The foremost observation is the varying performance of NCleaner outside the cleaneval domain, since both variants seem to perform poorly on the google news collection. The cause of such behavior might be the likelihood that NCleaner was trained on the cleaneval corpus.
Readability’s poor performance came as a surprise, moreover, its varying results between both ports. Relatively low precision and high recall indicate that readability tends to include large portions of useless text in its output. I’m not quite satisfied of how readability is represented in this experiment as I’m not making use of the original implementation. The node.js port seems not to differ from the original as much as the python port, but I still worry I’ll have to use the original implementation on top of a headless webkit browser engine likePhantomJS , to get a better representation.
Notice the consistent performance of commercial APIs (and zemanta’s internal service), Alchemy API and Diffbot in particular. According to diffbot’s co-founder Michael Tung, their article API is only a small portion of their technology stack. They’re using common visual features of websites to train models in order to gain the understanding of various types of web pages (forum threads, photo galleries, contact info pages and about 50 other types).  The article API used in this setup is just an additionally exposed model, trained on visual features of article type pages. On the other hand, zextractor (zemanta’s internal service) leverages on libsvm to classify atomic text blocks of the newly observed document.
What I find especially interesting are the bimodal distributions of precision and/or recall for MSS and readability’s python port. I suspect that they’re failing to produce relevant content on really big documents or they’re capable of extracting only a limited amount of content. It’ll be interesting to explore this phenomena with some additional result visualizations.

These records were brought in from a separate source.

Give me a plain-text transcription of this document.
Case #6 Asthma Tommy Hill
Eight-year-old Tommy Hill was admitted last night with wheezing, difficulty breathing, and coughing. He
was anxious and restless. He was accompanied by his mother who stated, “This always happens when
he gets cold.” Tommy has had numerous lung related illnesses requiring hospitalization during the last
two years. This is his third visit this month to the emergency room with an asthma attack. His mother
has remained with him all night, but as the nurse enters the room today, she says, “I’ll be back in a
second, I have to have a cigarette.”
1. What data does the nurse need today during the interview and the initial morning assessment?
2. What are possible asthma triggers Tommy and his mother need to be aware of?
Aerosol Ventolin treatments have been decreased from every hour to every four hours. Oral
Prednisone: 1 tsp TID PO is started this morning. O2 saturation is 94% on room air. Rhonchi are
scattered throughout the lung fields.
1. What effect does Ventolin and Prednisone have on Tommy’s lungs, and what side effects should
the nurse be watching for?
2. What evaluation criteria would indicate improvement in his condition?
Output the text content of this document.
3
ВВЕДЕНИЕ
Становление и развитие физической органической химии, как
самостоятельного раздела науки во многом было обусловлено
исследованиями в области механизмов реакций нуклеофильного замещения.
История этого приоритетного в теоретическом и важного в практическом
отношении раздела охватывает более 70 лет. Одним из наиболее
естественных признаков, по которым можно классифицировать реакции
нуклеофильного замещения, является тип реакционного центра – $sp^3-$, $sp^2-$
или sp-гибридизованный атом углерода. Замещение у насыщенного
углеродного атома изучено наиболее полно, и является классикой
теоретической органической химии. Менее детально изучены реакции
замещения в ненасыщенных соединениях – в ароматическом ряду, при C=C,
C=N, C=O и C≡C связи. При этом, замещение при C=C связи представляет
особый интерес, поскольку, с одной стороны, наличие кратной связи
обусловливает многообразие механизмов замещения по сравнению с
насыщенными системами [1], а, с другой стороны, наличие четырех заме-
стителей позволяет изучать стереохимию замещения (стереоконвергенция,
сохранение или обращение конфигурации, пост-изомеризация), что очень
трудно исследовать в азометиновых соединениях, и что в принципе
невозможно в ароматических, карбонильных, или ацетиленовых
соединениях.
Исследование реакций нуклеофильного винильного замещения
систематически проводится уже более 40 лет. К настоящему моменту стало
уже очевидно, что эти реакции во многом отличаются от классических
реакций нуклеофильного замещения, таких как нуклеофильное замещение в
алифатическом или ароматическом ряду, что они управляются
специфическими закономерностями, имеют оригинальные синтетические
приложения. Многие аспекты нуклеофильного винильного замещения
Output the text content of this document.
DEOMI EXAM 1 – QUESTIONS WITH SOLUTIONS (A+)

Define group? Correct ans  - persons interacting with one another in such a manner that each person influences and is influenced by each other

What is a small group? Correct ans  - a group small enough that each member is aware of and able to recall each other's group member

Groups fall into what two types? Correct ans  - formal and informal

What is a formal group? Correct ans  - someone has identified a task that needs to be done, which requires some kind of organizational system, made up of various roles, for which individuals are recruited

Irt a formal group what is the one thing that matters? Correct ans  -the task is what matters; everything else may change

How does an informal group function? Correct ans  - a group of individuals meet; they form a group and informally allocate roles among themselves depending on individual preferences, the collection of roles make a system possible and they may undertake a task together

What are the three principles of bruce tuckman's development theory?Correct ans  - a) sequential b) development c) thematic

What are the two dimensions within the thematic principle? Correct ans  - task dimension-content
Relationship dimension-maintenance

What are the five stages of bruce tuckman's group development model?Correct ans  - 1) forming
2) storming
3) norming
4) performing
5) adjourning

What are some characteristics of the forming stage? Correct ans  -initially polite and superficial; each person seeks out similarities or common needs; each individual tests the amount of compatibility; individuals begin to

Conclusion and Further Work 

According to my evaluation setup and personal experience, the best open source solution currently available on the market is the boilerpipe library. If we treat precision with an equal amount of importance as recall (reflected in the F1 score) and take into account the performance consistency across both domains, then boilerpipe performs best. Performance aside, its codebase is seems to be quite stable and it works really fast.
If you’re looking for an API and go by the same criteria (equal importance of precision and recall, performance consistency across both domains), diffbot seems to perform best, although alchemy, repustate and extractiv are following closely. If speed plays a greater role in your decision making process; Alchemy API seems to be a fairly good choice, since its response time could be measured in tenths of  a second, while others rarely finish under a second .
My further work will be wrapped around adding new software to my evaluation environment (I was recently introduced to justext tool), compiling a new (larger) dataset and working on my own project, that’ll hopefully yield some competative results.